Exposed: The dirty campaign to paint Muslim MPs as anti-British
Exposed: The dirty campaign to paint Muslim MPs as anti-British
Political terminology often takes on new life in public discourse, with certain words gaining traction for specific purposes. A notable case involves the term “weapons of mass destruction,” which surged in popularity during the early 2003 period.
This pseudo-scientific formulation sounded impressive. The media bought into it. It gave credibility to the false claims made by George W Bush and Tony Blair to justify the invasion of Iraq.
Following the invasion, the world discovered there had been no such weapons. Blair and Bush had used the term to lend a spurious legitimacy to an illegal war.
We need to pay attention when a novel word or phrase enters the national conversation. To ask who put it there, and why, and whether the term means what it claims.
The Term’s New Role
In this article, we examine one such term that has recently emerged in the British political lexicon: the word “sectarian.” While not new, it has been directed towards a fresh target. It’s being used to stigmatise British Muslim politicians.
According to the Oxford English Dictionary, sectarianism is a “narrow-minded adherence to a particular sect (political, ethnic, or religious), often leading to conflict with those of different sects or possessing different beliefs.”
Synonyms for sectarian include “bigot,” “separatist,” “extremist,” “narrow-minded,” “fanatic,” and “intolerant.”
Historically, the term was applied to rival sides in the Northern Irish conflict. However, over the last 18 months, as deployed by prominent journalists and politicians, it has become central to a new and hostile discourse about Islam in Britain.
It has been turned into a weapon to categorise political opponents who are Muslim as separatist, illegitimate, and dangerous. Not as normal participants in British public life, but as a frightening and alien presence.
Political Figures and Media
The principal targets are the four Muslim independents who entered parliament at the last election. But who is responsible for introducing this new usage?
To find out, we employed the search machine for Hansard, the official record of parliamentary debates. Hansard shows that the first example of the new application of the term inside Parliament dates back to a speech by the Tory peer Lord Godson in July 2024.
In the debate that followed the King’s Speech, Godson raised the alarm about “rising extremism” and “the rise of explicitly communalist appeals.” He warned that “too many candidates in this month’s general election have sought to ride this sectarian tiger.”

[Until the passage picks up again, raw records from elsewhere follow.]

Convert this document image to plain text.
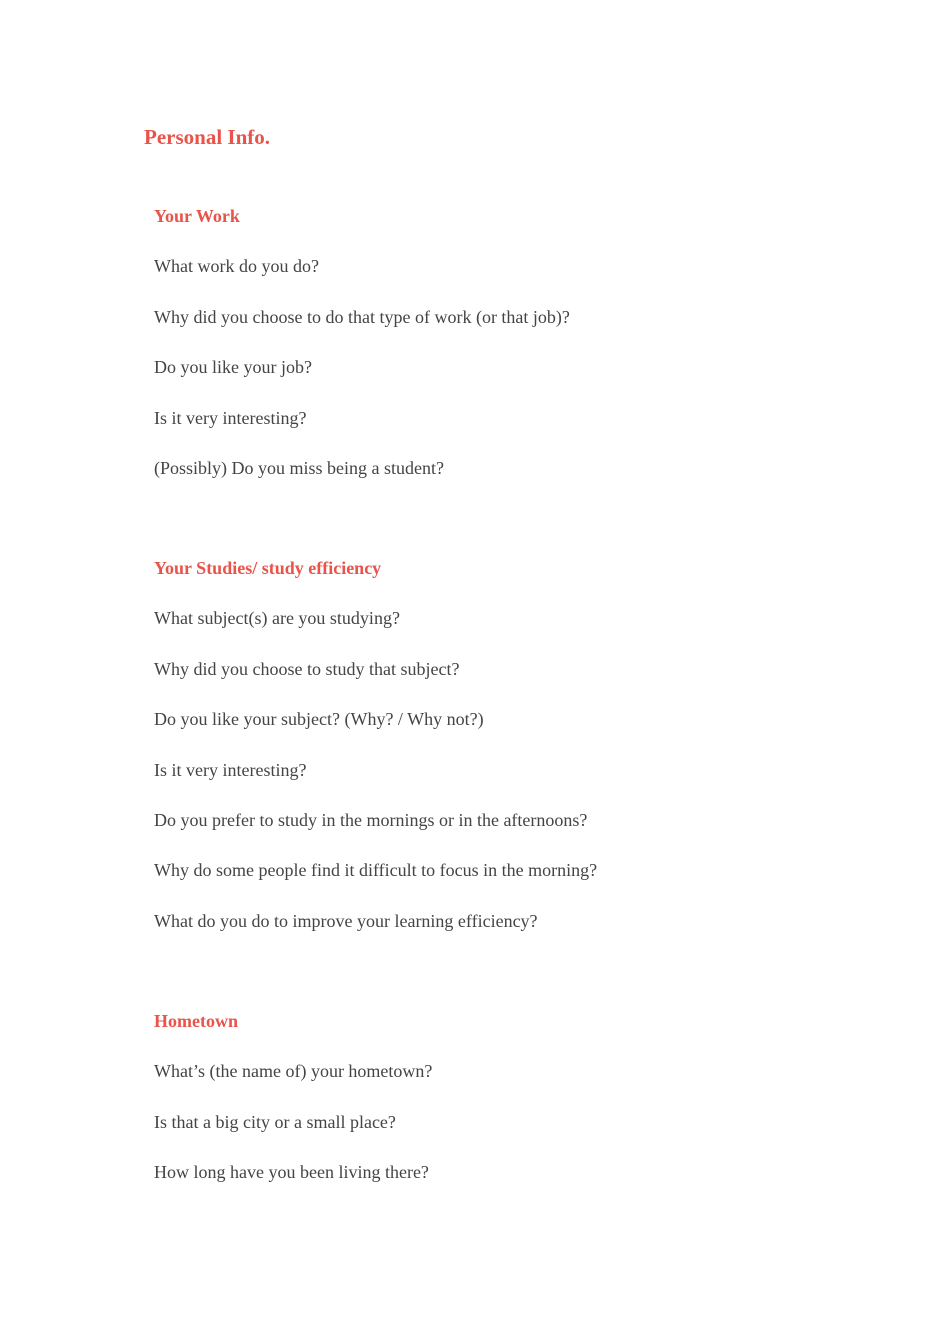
Personal Info.
Your Work

What work do you do?

Why did you choose to do that type of work (or that job)?

Do you like your job?

Is it very interesting?

(Possibly) Do you miss being a student?

Your Studies/ study efficiency

What subject(s) are you studying?

Why did you choose to study that subject?

Do you like your subject? (Why? / Why not?)

Is it very interesting?

Do you prefer to study in the mornings or in the afternoons?

Why do some people find it difficult to focus in the morning?

What do you do to improve your learning efficiency?

Hometown

What’s (the name of) your hometown?

Is that a big city or a small place?

How long have you been living there?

Tory politicians quickly followed Godson’s adaptation of the term to create a discourse which paints Muslim participation in democratic politics as a threat. Within weeks, Robert Jenrick, an early challenger in the Tory leadership contest, was attacking “sectarian gangs who have been causing disruption, violence and intimidation.”
His rival for the leadership, Kemi Badenoch, followed suit, condemning MPs “elected on the back of sectarian Islamist politics; alien ideas that have no place here.”

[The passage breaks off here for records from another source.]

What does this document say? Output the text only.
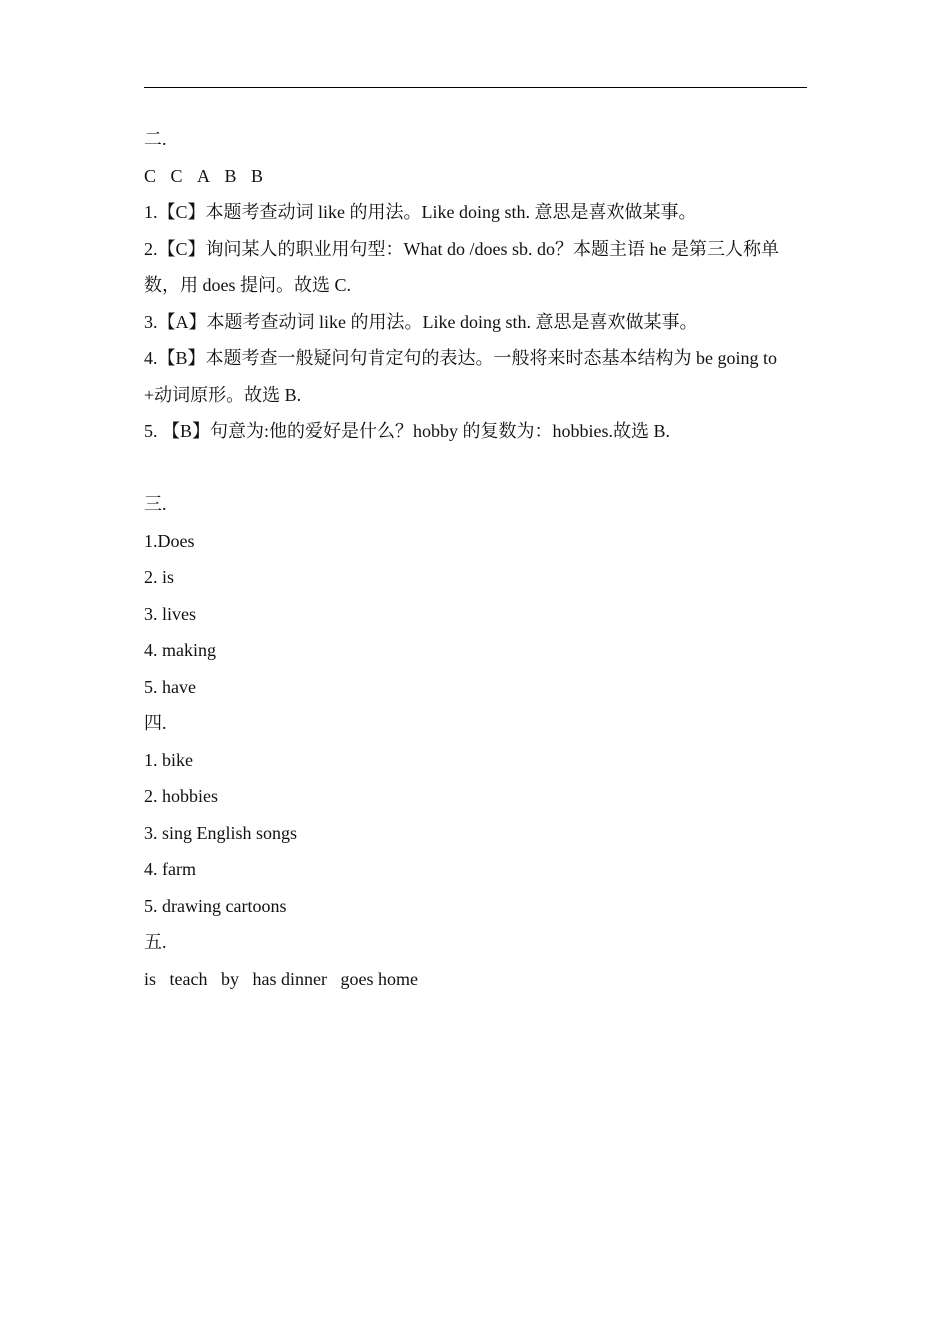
二.
C C A B B
1.【C】本题考查动词 like 的用法。Like doing sth. 意思是喜欢做某事。
2.【C】询问某人的职业用句型：What do /does sb. do？本题主语 he 是第三人称单数，用 does 提问。故选 C.
3.【A】本题考查动词 like 的用法。Like doing sth. 意思是喜欢做某事。
4.【B】本题考查一般疑问句肯定句的表达。一般将来时态基本结构为 be going to +动词原形。故选 B.
5. 【B】句意为:他的爱好是什么？hobby 的复数为：hobbies.故选 B.
三.
1.Does
2. is
3. lives
4. making
5. have
四.
1. bike
2. hobbies
3. sing English songs
4. farm
5. drawing cartoons
五.
is teach by has dinner goes home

Since then, senior Tories have deployed this attack line with increasing ferocity. In October, Jenrick claimed that the “House of Commons is being despoiled by these sectarian MPs.” In a column for the Sun, he said “sectarian MPs” have “polluted our politics.”

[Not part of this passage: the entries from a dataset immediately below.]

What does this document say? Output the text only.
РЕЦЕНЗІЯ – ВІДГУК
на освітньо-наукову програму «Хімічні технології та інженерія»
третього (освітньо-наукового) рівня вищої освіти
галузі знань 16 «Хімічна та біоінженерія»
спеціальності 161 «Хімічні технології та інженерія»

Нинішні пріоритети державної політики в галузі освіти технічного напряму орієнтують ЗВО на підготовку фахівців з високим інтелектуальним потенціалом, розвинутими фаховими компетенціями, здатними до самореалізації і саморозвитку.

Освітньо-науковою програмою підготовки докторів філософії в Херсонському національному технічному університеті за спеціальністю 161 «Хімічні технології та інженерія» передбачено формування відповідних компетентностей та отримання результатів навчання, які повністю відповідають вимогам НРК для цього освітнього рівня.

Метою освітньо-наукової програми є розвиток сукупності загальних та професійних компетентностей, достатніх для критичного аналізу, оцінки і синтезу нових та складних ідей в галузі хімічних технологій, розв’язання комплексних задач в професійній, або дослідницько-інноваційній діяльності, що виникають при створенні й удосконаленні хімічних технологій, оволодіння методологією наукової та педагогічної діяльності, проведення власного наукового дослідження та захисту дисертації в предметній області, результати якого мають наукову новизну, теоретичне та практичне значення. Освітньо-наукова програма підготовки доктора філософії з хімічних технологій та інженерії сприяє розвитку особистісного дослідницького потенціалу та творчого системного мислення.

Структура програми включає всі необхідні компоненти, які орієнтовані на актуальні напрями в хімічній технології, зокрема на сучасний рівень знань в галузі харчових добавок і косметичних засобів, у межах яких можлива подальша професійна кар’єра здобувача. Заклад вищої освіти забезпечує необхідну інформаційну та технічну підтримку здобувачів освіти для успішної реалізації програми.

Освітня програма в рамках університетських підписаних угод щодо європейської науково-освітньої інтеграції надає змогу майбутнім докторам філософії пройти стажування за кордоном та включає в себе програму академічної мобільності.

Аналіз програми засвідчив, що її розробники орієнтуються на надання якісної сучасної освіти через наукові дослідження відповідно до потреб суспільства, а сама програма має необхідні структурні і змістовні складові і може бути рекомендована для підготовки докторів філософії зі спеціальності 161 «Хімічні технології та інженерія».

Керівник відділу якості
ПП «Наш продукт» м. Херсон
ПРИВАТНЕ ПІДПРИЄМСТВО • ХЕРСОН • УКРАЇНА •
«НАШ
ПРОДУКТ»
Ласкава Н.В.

Similarly, Nigel Farage, the leader of Reform UK, has repeatedly decried “sectarian politics” and warned against “those of the Islamic faith that want to push and push and push – and in some cases overtake the existing culture.”
Journalists have since echoed this language. In a recent column for The Spectator, Douglas Murray wrote that the notoriously racist Tory politician Enoch Powell had “understated our current problems.” Murray told readers that if Powell had “predicted that by the 2020s, significant numbers of Birmingham voters would vote in a Pakistani-born Muslim [a reference to the MP Ayoub Khan] on specifically sectarian, racial, religious lines… he would most likely have been deemed certifiable.”
He claimed that “Khan is one of a number of MPs voted in at the last election solely because of their appeal to the sectarian Muslim vote and specifically its obsession with Israel and Gaza.”
It is all too easy to see what is going on here: a campaign is underway to paint Muslim MPs as bigoted, extremist, intolerant and anti-British.